Bab 53: Tiba di Kediri

1.2K 186 73
                                    

"Selain Opa, Oma, dan Kak Leon, Pelita sudah tidak memiliki siapa-siapa di dunia ini. Hanya kalian keluarga yang Pelita punya. Terima kasih. Terima kasih karena Opa dan Oma masih mau memaafkan dan mendukung Pelita."

Kedua mata indah Pelita terus mengeluarkan cairannya. Suaranya mengalun lirih namun masih cukup terdengar jelas meski sedikit sengau.

"Kamu ini bicara apa, Nduk?" sahut Oma Pelita. "Opa dan Oma pasti akan selalu mendukung kamu," lanjutnya dengan larikma yang turut bercucuran.

"Jangan pernah berpikir jika kamu hanya sendiri di dunia ini." Perempuan tua itu membungkus tangan kanan Pelita yang duduk di sampingnya dengan kedua tangan lalu menggenggamnya erat. "Sudah, ya? Jangan menangis! Ndak apik."

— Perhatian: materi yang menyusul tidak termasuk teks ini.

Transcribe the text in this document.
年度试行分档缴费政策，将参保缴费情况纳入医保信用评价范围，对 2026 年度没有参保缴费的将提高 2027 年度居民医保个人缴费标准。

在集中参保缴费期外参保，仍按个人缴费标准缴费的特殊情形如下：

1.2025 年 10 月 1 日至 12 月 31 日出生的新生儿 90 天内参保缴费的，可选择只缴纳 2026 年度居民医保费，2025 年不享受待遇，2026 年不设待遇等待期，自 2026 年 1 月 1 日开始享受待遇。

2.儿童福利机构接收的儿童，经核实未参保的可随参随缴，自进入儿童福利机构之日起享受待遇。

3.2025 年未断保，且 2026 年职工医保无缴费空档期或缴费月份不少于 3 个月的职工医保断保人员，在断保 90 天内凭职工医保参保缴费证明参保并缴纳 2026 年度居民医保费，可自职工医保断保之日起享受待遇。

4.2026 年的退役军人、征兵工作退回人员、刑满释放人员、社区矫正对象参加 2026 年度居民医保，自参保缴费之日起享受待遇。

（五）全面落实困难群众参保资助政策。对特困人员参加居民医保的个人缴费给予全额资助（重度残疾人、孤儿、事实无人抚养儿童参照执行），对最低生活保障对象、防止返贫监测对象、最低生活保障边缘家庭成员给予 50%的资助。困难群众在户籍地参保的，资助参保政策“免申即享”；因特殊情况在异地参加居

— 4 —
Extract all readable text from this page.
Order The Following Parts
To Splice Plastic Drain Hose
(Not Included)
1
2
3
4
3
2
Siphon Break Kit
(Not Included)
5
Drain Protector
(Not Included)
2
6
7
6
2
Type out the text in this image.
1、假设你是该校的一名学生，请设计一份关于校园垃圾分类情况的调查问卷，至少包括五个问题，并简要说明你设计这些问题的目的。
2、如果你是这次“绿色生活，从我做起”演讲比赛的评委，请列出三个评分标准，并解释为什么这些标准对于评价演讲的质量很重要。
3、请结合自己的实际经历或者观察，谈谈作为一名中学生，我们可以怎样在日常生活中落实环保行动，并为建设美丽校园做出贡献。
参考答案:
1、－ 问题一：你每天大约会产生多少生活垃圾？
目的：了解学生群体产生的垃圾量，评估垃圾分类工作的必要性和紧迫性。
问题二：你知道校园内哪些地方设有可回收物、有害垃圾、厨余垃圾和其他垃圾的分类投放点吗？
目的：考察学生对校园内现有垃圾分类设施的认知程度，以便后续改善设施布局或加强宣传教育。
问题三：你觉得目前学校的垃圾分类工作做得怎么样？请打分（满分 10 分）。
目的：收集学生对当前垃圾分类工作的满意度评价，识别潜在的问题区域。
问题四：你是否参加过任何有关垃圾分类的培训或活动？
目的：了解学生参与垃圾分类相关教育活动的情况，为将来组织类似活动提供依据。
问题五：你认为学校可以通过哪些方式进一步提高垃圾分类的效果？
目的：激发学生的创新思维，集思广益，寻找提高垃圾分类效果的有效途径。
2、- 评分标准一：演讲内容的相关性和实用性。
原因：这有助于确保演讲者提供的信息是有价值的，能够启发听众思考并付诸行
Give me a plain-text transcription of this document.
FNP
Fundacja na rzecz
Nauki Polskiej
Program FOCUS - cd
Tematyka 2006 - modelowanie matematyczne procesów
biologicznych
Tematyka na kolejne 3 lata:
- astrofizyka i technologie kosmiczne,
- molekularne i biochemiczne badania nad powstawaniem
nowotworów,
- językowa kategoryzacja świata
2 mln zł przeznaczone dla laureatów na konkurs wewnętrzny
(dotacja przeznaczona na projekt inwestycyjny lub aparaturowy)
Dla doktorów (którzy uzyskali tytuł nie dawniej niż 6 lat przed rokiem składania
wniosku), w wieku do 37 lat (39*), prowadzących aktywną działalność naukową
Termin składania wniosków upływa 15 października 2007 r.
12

Pelita menatap sang oma, saling pandang sebentar lalu berpelukan erat.

"Nak Adhim, tolong jaga baik-baik cucu Oma," tutur Oma Pelita lagi.

Adhim yang duduk tak jauh dari keduanya di sebuah kursi panjang bersama Opa Pelita langsung mengangguk.

"Semoga kamu dan Adhim bahagia selalu, Nduk. Semoga rumah tangga kalian sakinah mawaddah warahmah." Oma Pelita memegang kedua pipi Pelita kemudian kembali merengkuh erat. "Doa kami selalu menyertai kalian."

"Aamiin. Terima kasih, Oma."

Oma Pelita melepaskan rangkulannya.

"Bagaimana, Nak Adhim? Kamu yakin keluarga besarmu bisa menerima semua ini?" risik Opa Pelita kepada Adhim. "Bagaimana kalau keluargamu tidak bisa menerima cucuku? Pelita adalah cucu kesayanganku. Dia anak perempuan satu-satunya putriku."

Kepala Adhim sebentar tertunduk mendengarnya.

Di ruangan bernuansa Jawa klasik itu, beberapa saat yang lalu Adhim telah menjelaskan semuanya lagi mengenai dirinya dan Pelita kepada opa-oma Pelita, pun menceritakan kehidupan pribadinya dan keluarganya.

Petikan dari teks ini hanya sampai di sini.